Worst Jokes Ever
Why doesn't the orphan's phone have a homepage, being it doesn't have a home?
Yo momma is so stupid, she eats cardboard boxes thinking they're chocolate bars.
Doctor: You should stop masturbating.
Me: Doc, I'm almost done.
When the emo kid says let’s play truth or dare, You know it’s about to hang over.
What do you call an orphan's family region?
Me time.
Your life can't be a joke; a joke has meaning.
At least someone who is gay/Carter has someone.
How can you get 3 homos to sit on one barstool?
Turn it upside down.
Why do orphans play with other kids on a playground?

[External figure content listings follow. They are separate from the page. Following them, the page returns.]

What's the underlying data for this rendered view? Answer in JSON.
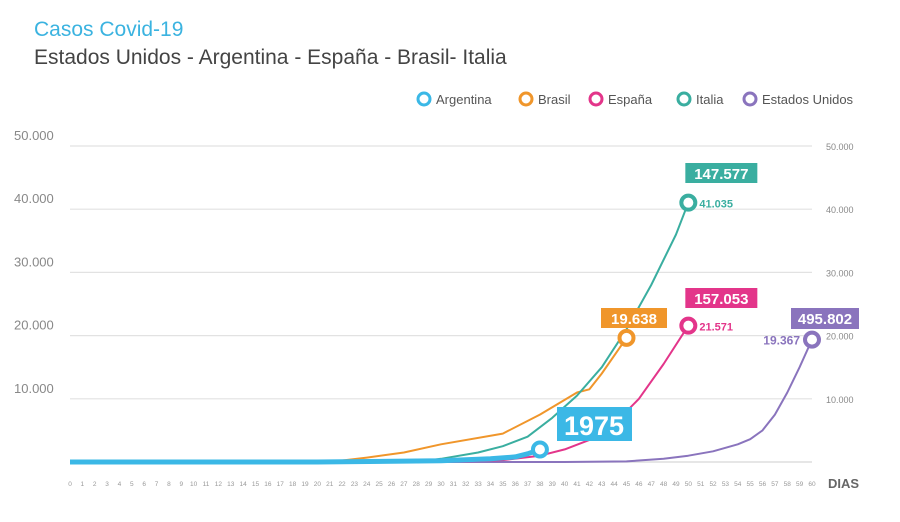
{
  "chart_data": {
    "type": "line",
    "title": "Casos Covid-19",
    "subtitle": "Estados Unidos - Argentina - España - Brasil- Italia",
    "xlabel": "DIAS",
    "ylabel": "",
    "xlim": [
      0,
      60
    ],
    "ylim": [
      0,
      50000
    ],
    "yticks": [
      "10.000",
      "20.000",
      "30.000",
      "40.000",
      "50.000"
    ],
    "ytick_values": [
      10000,
      20000,
      30000,
      40000,
      50000
    ],
    "grid": true,
    "legend_position": "top-right",
    "series": [
      {
        "name": "Argentina",
        "color": "#3bb8e6",
        "x": [
          0,
          10,
          20,
          30,
          34,
          36,
          37,
          38
        ],
        "values": [
          0,
          0,
          0,
          200,
          500,
          800,
          1300,
          1975
        ],
        "end_label": "1975",
        "total_label": "1975"
      },
      {
        "name": "Brasil",
        "color": "#f0962b",
        "x": [
          0,
          21,
          24,
          27,
          30,
          35,
          38,
          41,
          42,
          43,
          45
        ],
        "values": [
          0,
          0,
          700,
          1500,
          2800,
          4500,
          7500,
          11000,
          11500,
          14000,
          19638
        ],
        "end_label": "19.638",
        "total_label": "19.638"
      },
      {
        "name": "España",
        "color": "#e3358a",
        "x": [
          0,
          30,
          35,
          38,
          40,
          42,
          44,
          46,
          48,
          50
        ],
        "values": [
          0,
          0,
          300,
          1000,
          2000,
          3500,
          6000,
          10000,
          15500,
          21571
        ],
        "end_label": "21.571",
        "total_label": "157.053"
      },
      {
        "name": "Italia",
        "color": "#3aaea0",
        "x": [
          0,
          28,
          30,
          33,
          35,
          37,
          39,
          41,
          43,
          45,
          47,
          49,
          50
        ],
        "values": [
          0,
          0,
          500,
          1500,
          2500,
          4000,
          7000,
          10500,
          15000,
          21000,
          28000,
          36000,
          41035
        ],
        "end_label": "41.035",
        "total_label": "147.577"
      },
      {
        "name": "Estados Unidos",
        "color": "#8a74bd",
        "x": [
          0,
          40,
          45,
          48,
          50,
          52,
          54,
          55,
          56,
          57,
          58,
          59,
          60
        ],
        "values": [
          0,
          0,
          100,
          500,
          1000,
          1700,
          2800,
          3600,
          5000,
          7500,
          11000,
          15000,
          19367
        ],
        "end_label": "19.367",
        "total_label": "495.802"
      }
    ]
  }
}
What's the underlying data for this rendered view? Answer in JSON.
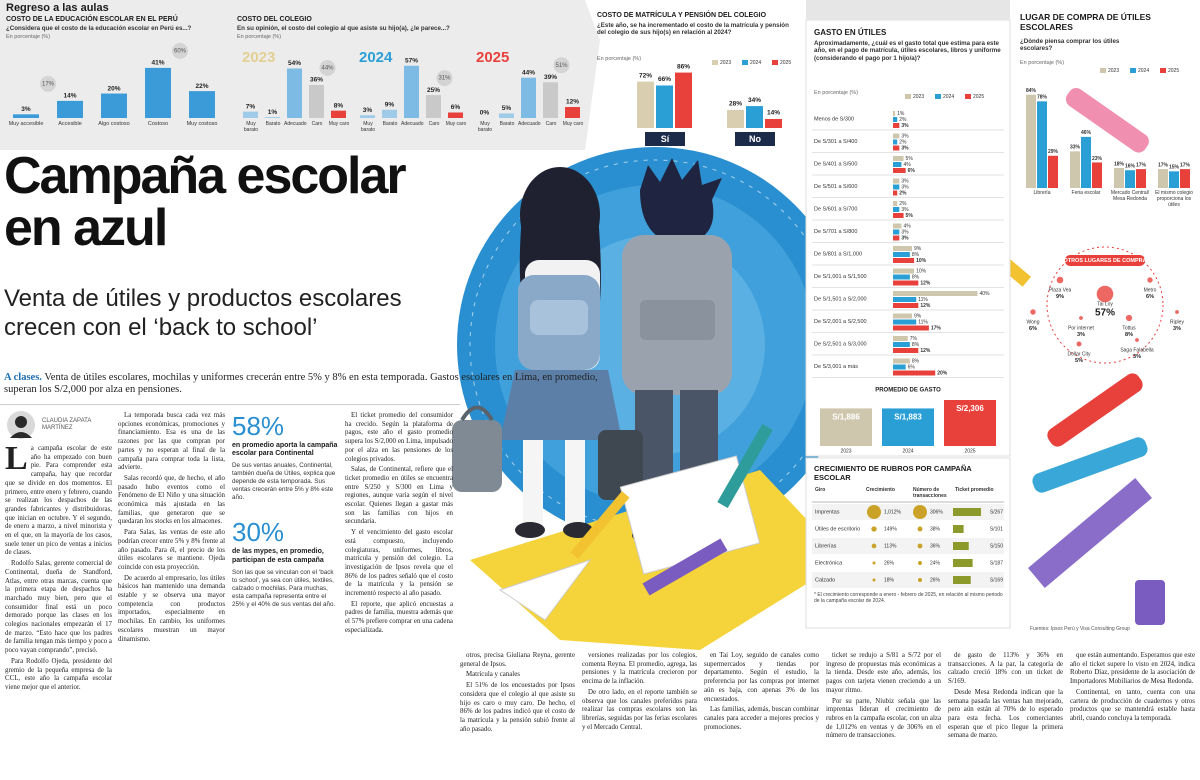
{
  "header": {
    "kicker": "Regreso a las aulas"
  },
  "education_chart": {
    "title": "COSTO DE LA EDUCACIÓN ESCOLAR EN EL PERÚ",
    "question": "¿Considera que el costo de la educación escolar en Perú es...?",
    "unit": "En porcentaje (%)",
    "categories": [
      "Muy accesible",
      "Accesible",
      "Algo costoso",
      "Costoso",
      "Muy costoso"
    ],
    "values": [
      3,
      14,
      20,
      41,
      22
    ],
    "value_labels": [
      "3%",
      "14%",
      "20%",
      "41%",
      "22%"
    ],
    "color": "#3b9ad8",
    "ylim": [
      0,
      45
    ],
    "groups": [
      {
        "value": 17,
        "label": "17%"
      },
      {
        "value": 60,
        "label": "60%"
      }
    ]
  },
  "school_cost_chart": {
    "title": "COSTO DEL COLEGIO",
    "question": "En su opinión, el costo del colegio al que asiste su hijo(a), ¿le parece...?",
    "unit": "En porcentaje (%)",
    "categories": [
      "Muy barato",
      "Barato",
      "Adecuado",
      "Caro",
      "Muy caro"
    ],
    "colors": [
      "#9fcbe9",
      "#9fcbe9",
      "#7dbbe4",
      "#c9c9c9",
      "#e8413c"
    ],
    "ylim": [
      0,
      60
    ],
    "series": [
      {
        "name": "2023",
        "color": "#e3cf92",
        "values": [
          7,
          1,
          54,
          36,
          8
        ],
        "value_labels": [
          "7%",
          "1%",
          "54%",
          "36%",
          "8%"
        ],
        "group": {
          "value": 44,
          "label": "44%"
        }
      },
      {
        "name": "2024",
        "color": "#2a9fd6",
        "values": [
          3,
          9,
          57,
          25,
          6
        ],
        "value_labels": [
          "3%",
          "9%",
          "57%",
          "25%",
          "6%"
        ],
        "group": {
          "value": 31,
          "label": "31%"
        }
      },
      {
        "name": "2025",
        "color": "#e8413c",
        "values": [
          0,
          5,
          44,
          39,
          12
        ],
        "value_labels": [
          "0%",
          "5%",
          "44%",
          "39%",
          "12%"
        ],
        "group": {
          "value": 51,
          "label": "51%"
        }
      }
    ]
  },
  "tuition_chart": {
    "title": "COSTO DE MATRÍCULA Y PENSIÓN DEL COLEGIO",
    "question": "¿Este año, se ha incrementado el costo de la matrícula y pensión del colegio de sus hijo(s) en relación al 2024?",
    "unit": "En porcentaje (%)",
    "categories": [
      "Sí",
      "No"
    ],
    "ylim": [
      0,
      90
    ],
    "series": [
      {
        "name": "2023",
        "color": "#d9cfb0",
        "values": [
          72,
          28
        ],
        "value_labels": [
          "72%",
          "28%"
        ]
      },
      {
        "name": "2024",
        "color": "#2a9fd6",
        "values": [
          66,
          34
        ],
        "value_labels": [
          "66%",
          "34%"
        ]
      },
      {
        "name": "2025",
        "color": "#e8413c",
        "values": [
          86,
          14
        ],
        "value_labels": [
          "86%",
          "14%"
        ]
      }
    ]
  },
  "spend_chart": {
    "title": "GASTO EN ÚTILES",
    "question": "Aproximadamente, ¿cuál es el gasto total que estima para este año, en el pago de matrícula, útiles escolares, libros y uniforme (considerando el pago por 1 hijo/a)?",
    "unit": "En porcentaje (%)",
    "categories": [
      "Menos de S/300",
      "De S/301 a S/400",
      "De S/401 a S/500",
      "De S/501 a S/600",
      "De S/601 a S/700",
      "De S/701 a S/800",
      "De S/801 a S/1,000",
      "De S/1,001 a S/1,500",
      "De S/1,501 a S/2,000",
      "De S/2,001 a S/2,500",
      "De S/2,501 a S/3,000",
      "De S/3,001 a más"
    ],
    "xlim": [
      0,
      45
    ],
    "series": [
      {
        "name": "2023",
        "color": "#cfc7ad",
        "values": [
          1,
          3,
          5,
          3,
          2,
          4,
          9,
          10,
          40,
          9,
          7,
          8
        ],
        "value_labels": [
          "1%",
          "3%",
          "5%",
          "3%",
          "2%",
          "4%",
          "9%",
          "10%",
          "40%",
          "9%",
          "7%",
          "8%"
        ]
      },
      {
        "name": "2024",
        "color": "#2a9fd6",
        "values": [
          2,
          2,
          4,
          3,
          3,
          3,
          8,
          8,
          11,
          11,
          8,
          6
        ],
        "value_labels": [
          "2%",
          "2%",
          "4%",
          "3%",
          "3%",
          "3%",
          "8%",
          "8%",
          "11%",
          "11%",
          "8%",
          "6%"
        ]
      },
      {
        "name": "2025",
        "color": "#e8413c",
        "values": [
          3,
          3,
          6,
          2,
          5,
          3,
          10,
          12,
          12,
          17,
          12,
          20
        ],
        "value_labels": [
          "3%",
          "3%",
          "6%",
          "2%",
          "5%",
          "3%",
          "10%",
          "12%",
          "12%",
          "17%",
          "12%",
          "20%"
        ]
      }
    ],
    "average": {
      "title": "PROMEDIO DE GASTO",
      "values": [
        {
          "value": 1886,
          "label": "S/1,886"
        },
        {
          "value": 1883,
          "label": "S/1,883"
        },
        {
          "value": 2306,
          "label": "S/2,306"
        }
      ]
    }
  },
  "place_chart": {
    "title": "LUGAR DE COMPRA DE ÚTILES ESCOLARES",
    "question": "¿Dónde piensa comprar los útiles escolares?",
    "unit": "En porcentaje (%)",
    "categories": [
      "Librería",
      "Feria escolar",
      "Mercado Central/ Mesa Redonda",
      "El mismo colegio proporciona los útiles"
    ],
    "ylim": [
      0,
      90
    ],
    "series": [
      {
        "name": "2023",
        "color": "#cfc7ad",
        "values": [
          84,
          33,
          18,
          17
        ],
        "value_labels": [
          "84%",
          "33%",
          "18%",
          "17%"
        ]
      },
      {
        "name": "2024",
        "color": "#2a9fd6",
        "values": [
          78,
          46,
          16,
          15
        ],
        "value_labels": [
          "78%",
          "46%",
          "16%",
          "15%"
        ]
      },
      {
        "name": "2025",
        "color": "#e8413c",
        "values": [
          29,
          23,
          17,
          17
        ],
        "value_labels": [
          "29%",
          "23%",
          "17%",
          "17%"
        ]
      }
    ],
    "other_places": {
      "title": "OTROS LUGARES DE COMPRA",
      "items": [
        {
          "name": "Tai Loy",
          "value": 57,
          "label": "57%"
        },
        {
          "name": "Plaza Vea",
          "value": 9,
          "label": "9%"
        },
        {
          "name": "Metro",
          "value": 6,
          "label": "6%"
        },
        {
          "name": "Wong",
          "value": 6,
          "label": "6%"
        },
        {
          "name": "Por internet",
          "value": 3,
          "label": "3%"
        },
        {
          "name": "Tottus",
          "value": 8,
          "label": "8%"
        },
        {
          "name": "Ripley",
          "value": 3,
          "label": "3%"
        },
        {
          "name": "Dollar City",
          "value": 5,
          "label": "5%"
        },
        {
          "name": "Saga Falabella",
          "value": 3,
          "label": "3%"
        }
      ]
    }
  },
  "growth_table": {
    "title": "CRECIMIENTO DE RUBROS POR CAMPAÑA ESCOLAR",
    "columns": [
      "Giro",
      "Crecimiento",
      "Número de transacciones",
      "Ticket promedio"
    ],
    "rows": [
      {
        "name": "Imprentas",
        "growth": {
          "value": 1012,
          "label": "1,012%"
        },
        "transactions": {
          "value": 306,
          "label": "306%"
        },
        "ticket": {
          "value": 267,
          "label": "S/267"
        }
      },
      {
        "name": "Útiles de escritorio",
        "growth": {
          "value": 149,
          "label": "149%"
        },
        "transactions": {
          "value": 38,
          "label": "38%"
        },
        "ticket": {
          "value": 101,
          "label": "S/101"
        }
      },
      {
        "name": "Librerías",
        "growth": {
          "value": 113,
          "label": "113%"
        },
        "transactions": {
          "value": 36,
          "label": "36%"
        },
        "ticket": {
          "value": 150,
          "label": "S/150"
        }
      },
      {
        "name": "Electrónica",
        "growth": {
          "value": 26,
          "label": "26%"
        },
        "transactions": {
          "value": 24,
          "label": "24%"
        },
        "ticket": {
          "value": 187,
          "label": "S/187"
        }
      },
      {
        "name": "Calzado",
        "growth": {
          "value": 18,
          "label": "18%"
        },
        "transactions": {
          "value": 26,
          "label": "26%"
        },
        "ticket": {
          "value": 169,
          "label": "S/169"
        }
      }
    ],
    "note": "* El crecimiento corresponde a enero - febrero de 2025, en relación al mismo periodo de la campaña escolar de 2024."
  },
  "source": "Fuentes: Ipsos Perú y Visa Consulting Group",
  "article": {
    "headline": "Campaña escolar en azul",
    "subtitle": "Venta de útiles y productos escolares crecen con el ‘back to school’",
    "lede_kicker": "A clases.",
    "lede": "Venta de útiles escolares, mochilas y uniformes crecerán entre 5% y 8% en esta temporada. Gastos escolares en Lima, en promedio, superan los S/2,000 por alza en pensiones.",
    "byline": "CLAUDIA ZAPATA MARTÍNEZ",
    "highlights": [
      {
        "figure": "58%",
        "headline": "en promedio aporta la campaña escolar para Continental",
        "text": "De sus ventas anuales, Continental, también dueña de Útiles, explica que depende de esta temporada. Sus ventas crecerán entre 5% y 8% este año."
      },
      {
        "figure": "30%",
        "headline": "de las mypes, en promedio, participan de esta campaña",
        "text": "Son las que se vinculan con el ‘back to school’, ya sea con útiles, textiles, calzado o mochilas. Para muchas, esta campaña representa entre el 25% y el 40% de sus ventas del año."
      }
    ],
    "columns": [
      [
        "La campaña escolar de este año ha empezado con buen pie. Para comprender esta campaña, hay que recordar que se divide en dos momentos. El primero, entre enero y febrero, cuando se realizan los despachos de las grandes fabricantes y distribuidoras, que inician en octubre. Y el segundo, de enero a marzo, a nivel minorista y en el que, en la mayoría de los casos, suele tener un pico de ventas a inicios de clases.",
        "Rodolfo Salas, gerente comercial de Continental, dueña de Standford, Atlas, entre otras marcas, cuenta que la primera etapa de despachos ha marchado muy bien, pero que el consumidor final está un poco demorado porque las clases en los colegios nacionales empezarán el 17 de marzo. “Esto hace que los padres de familia tengan más tiempo y poco a poco vayan comprando”, precisó.",
        "Para Rodolfo Ojeda, presidente del gremio de la pequeña empresa de la CCL, este año la campaña escolar viene mejor que el anterior."
      ],
      [
        "La temporada busca cada vez más opciones económicas, promociones y financiamiento. Esa es una de las razones por las que compran por partes y no esperan al final de la campaña para comprar toda la lista, advierte.",
        "Salas recordó que, de hecho, el año pasado hubo eventos como el Fenómeno de El Niño y una situación económica más ajustada en las familias, que generaron que se quedaran los stocks en los almacenes.",
        "Para Salas, las ventas de este año podrían crecer entre 5% y 8% frente al año pasado. Para él, el precio de los útiles escolares se mantiene. Ojeda coincide con esta proyección.",
        "De acuerdo al empresario, los útiles básicos han mantenido una demanda estable y se observa una mayor competencia con productos importados, especialmente en mochilas. En cambio, los uniformes escolares muestran un mayor dinamismo."
      ],
      [
        "El ticket promedio del consumidor ha crecido. Según la plataforma de pagos, este año el gasto promedio supera los S/2,000 en Lima, impulsado por el alza en las pensiones de los colegios privados.",
        "Salas, de Continental, refiere que el ticket promedio en útiles se encuentra entre S/250 y S/300 en Lima y regiones, aunque varía según el nivel escolar. Quienes llegan a gastar más son las familias con hijos en secundaria.",
        "Y el vencimiento del gasto escolar está compuesto, incluyendo colegiaturas, uniformes, libros, matrícula y pensión del colegio. La investigación de Ipsos revela que el 86% de los padres señaló que el costo de la matrícula y la pensión se incrementó respecto al año pasado.",
        "El reporte, que aplicó encuestas a padres de familia, muestra además que el 57% prefiere comprar en una cadena especializada."
      ],
      [
        "otros, precisa Giuliana Reyna, gerente general de Ipsos.",
        "Matrícula y canales",
        "El 51% de los encuestados por Ipsos considera que el colegio al que asiste su hijo es caro o muy caro. De hecho, el 86% de los padres indicó que el costo de la matrícula y la pensión subió frente al año pasado."
      ],
      [
        "versiones realizadas por los colegios, comenta Reyna. El promedio, agrega, las pensiones y la matrícula crecieron por encima de la inflación.",
        "De otro lado, en el reporte también se observa que los canales preferidos para realizar las compras escolares son las librerías, seguidas por las ferias escolares y el Mercado Central."
      ],
      [
        "en Tai Loy, seguido de canales como supermercados y tiendas por departamento. Según el estudio, la preferencia por las compras por internet aún es baja, con apenas 3% de los encuestados.",
        "Las familias, además, buscan combinar canales para acceder a mejores precios y promociones."
      ],
      [
        "ticket se redujo a S/81 a S/72 por el ingreso de propuestas más económicas a la tienda. Desde este año, además, los pagos con tarjeta vienen creciendo a un mayor ritmo.",
        "Por su parte, Niubiz señala que las imprentas lideran el crecimiento de rubros en la campaña escolar, con un alza de 1,012% en ventas y de 306% en el número de transacciones."
      ],
      [
        "de gasto de 113% y 36% en transacciones. A la par, la categoría de calzado creció 18% con un ticket de S/169.",
        "Desde Mesa Redonda indican que la semana pasada las ventas han mejorado, pero aún están al 70% de lo esperado para esta fecha. Los comerciantes esperan que el pico llegue la primera semana de marzo."
      ],
      [
        "que están aumentando. Esperamos que este año el ticket supere lo visto en 2024, indica Roberto Díaz, presidente de la asociación de Importadores Mobiliarios de Mesa Redonda.",
        "Continental, en tanto, cuenta con una cartera de producción de cuadernos y otros productos que se mantendrá estable hasta abril, cuando concluya la temporada."
      ]
    ]
  }
}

So they will sneak into their parents' car to be a brother or sister.
What's the difference between the woods and a hooker?
Some hookers have passions for nature. Other hookers will Kill ThEIR Tricks for payback!!!!!!
Why don't orphans play baseball?
They don't have a home to run back to.
A guy walks into a restaurant and orders turtle soup. The waiter hollers, "One turtle soup!"
A moment later, the guy calls the waiter over and says, "I’ve changed my mind, I would like pea soup." The waiter hollers, "Hold the turtle, and make it pea!"
You're built like a double cheeseburger.
What is the difference between an apple and an orphan?
An apple gets picked.
Why can’t orphans play baseball?
Because they can’t find home.
What does the M and D in "orphan" stand for?
"Mum" and "Dad."
My friend has glasses, and we were talking about owls, and I told my friend to give an owl glasses. I told my friend that it'd be a spectacled owl!
Why can an orphan not have homework? They do not have a home.
What’s the difference between candy and an orphan?
Candy is something everybody wants.
A joker gives Batman a coupon for new parents. It's expired.